TensorFlow Data Pipelines and Neural Network Implementation: From CSV to CNN
Data Loading and Neural Network Foundations
Approaches to Feeding Data into TensorFlow
There are three primary methods to supply data to a TensorFlow program:
- QueueRunner pipeline: Reads data from files using queue-based input pipelines at the beginning of the graph.
- Feeding: Python code provides data at each step during runtime.
- Preloading: All data is stored as constants or variables in the graph (suitable for small datasets).
File Reading Pipeline
The pipeline consists of three stages:
- Build a filename queue
- Read and decode
- Batch processing
Note: These operations require starting threads that manage the queue operations to ensure smooth enqueue and dequeue during reading.
1. Building the Filename Queue
# Construct a queue of filenames
filename_queue = tf.train.string_input_producer(
string_tensor, # 1-D tensor of filenames with paths
shuffle=True # Randomize order
)
2. Reading and Decoding
Read file contents from the queue and decode them. Each reader typically extracts one sample at a time:
- Text files: one line per sample (
tf.TextLineReader). - Image files: one image per sample (
tf.WholeFileReader). - Binary files: fixed number of bytes per sample (
tf.FixedLengthRecordReader). - TFRecords: one
Exampleprotocol buffer per sample (tf.TFRecordReader).

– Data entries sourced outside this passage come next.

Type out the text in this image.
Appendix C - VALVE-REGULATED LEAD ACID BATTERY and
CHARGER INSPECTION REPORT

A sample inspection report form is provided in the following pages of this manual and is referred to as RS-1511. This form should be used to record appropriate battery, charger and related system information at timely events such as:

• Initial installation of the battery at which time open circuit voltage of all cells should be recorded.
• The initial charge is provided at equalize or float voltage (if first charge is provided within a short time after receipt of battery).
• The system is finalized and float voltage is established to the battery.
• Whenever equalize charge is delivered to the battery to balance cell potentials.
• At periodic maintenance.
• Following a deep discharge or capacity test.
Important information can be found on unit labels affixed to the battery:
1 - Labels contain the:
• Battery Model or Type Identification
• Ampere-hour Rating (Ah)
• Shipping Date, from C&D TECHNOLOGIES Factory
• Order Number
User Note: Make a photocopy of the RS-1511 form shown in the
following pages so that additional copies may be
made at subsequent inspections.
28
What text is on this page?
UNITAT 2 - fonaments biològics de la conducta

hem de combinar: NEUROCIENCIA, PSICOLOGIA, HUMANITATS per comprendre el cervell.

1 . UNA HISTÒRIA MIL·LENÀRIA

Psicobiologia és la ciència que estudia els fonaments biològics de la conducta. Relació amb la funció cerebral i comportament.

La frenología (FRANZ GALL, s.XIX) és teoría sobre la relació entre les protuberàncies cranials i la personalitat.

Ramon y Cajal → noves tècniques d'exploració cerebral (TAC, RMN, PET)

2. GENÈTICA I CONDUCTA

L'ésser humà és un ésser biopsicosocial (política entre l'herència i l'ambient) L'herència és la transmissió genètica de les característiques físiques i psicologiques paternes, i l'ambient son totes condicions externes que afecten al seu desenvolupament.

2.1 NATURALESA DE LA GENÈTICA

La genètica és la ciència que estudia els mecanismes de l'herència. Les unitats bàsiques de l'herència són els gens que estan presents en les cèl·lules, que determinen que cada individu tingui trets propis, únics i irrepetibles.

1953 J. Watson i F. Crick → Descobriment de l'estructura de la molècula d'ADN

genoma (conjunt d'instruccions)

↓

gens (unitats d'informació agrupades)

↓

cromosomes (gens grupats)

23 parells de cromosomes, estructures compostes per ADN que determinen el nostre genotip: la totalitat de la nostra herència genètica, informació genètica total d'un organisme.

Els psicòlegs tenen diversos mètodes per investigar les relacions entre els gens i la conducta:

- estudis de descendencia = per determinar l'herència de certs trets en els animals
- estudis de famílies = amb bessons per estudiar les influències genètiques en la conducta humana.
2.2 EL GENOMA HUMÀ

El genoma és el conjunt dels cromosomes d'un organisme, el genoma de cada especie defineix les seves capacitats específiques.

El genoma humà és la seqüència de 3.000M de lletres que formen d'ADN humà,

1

The common read(file_queue) method returns a tuple (key, value) where key is the filename and value is the raw content (one sample).
Decoding converts raw bytes into tensors:
# Decode text (CSV)
tf.decode_csv
# Decode JPEG/PNG images
tf.image.decode_jpeg(contents) # -> uint8 tensor [height, width, channels]
tf.image.decode_png(contents) # -> uint8 tensor [height, width, channels]
# Decode raw binary bytes (used with FixedLengthRecordReader)
tf.decode_raw(bytes, out_type=tf.uint8)
All decoded data is of type tf.uint8 by default. Use tf.cast() to convert to tf.float32 later if needed.
3. Batching
After decoding, a single sample is available. To get multiple samples, push them into a new queue for batching:
tf.train.batch(
tensors, # list of tensors to batch
batch_size, # number of samples per batch
num_threads=1, # number of enqueue threads
capacity=32 # max number of elements in the queue
)
# For shuffled batching:
tf.train.shuffle_batch(...)
Thread Management
The queues used are tf.train.QueueRunner objects. To start the queue operations, use:
coord = tf.train.Coordinator() # coordinator for threads
threads = tf.train.start_queue_runners(sess=session, coord=coord)
# Stop gracefully
coord.request_stop()
coord.join(threads)
Image Data Fundamentals
Images are represented as tensors with shape [height, width, channels]. Grayscale images have one channel (single value per pixel). Color images have three channels (RGB). For batches, the shape becomes [batch, height, width, channels].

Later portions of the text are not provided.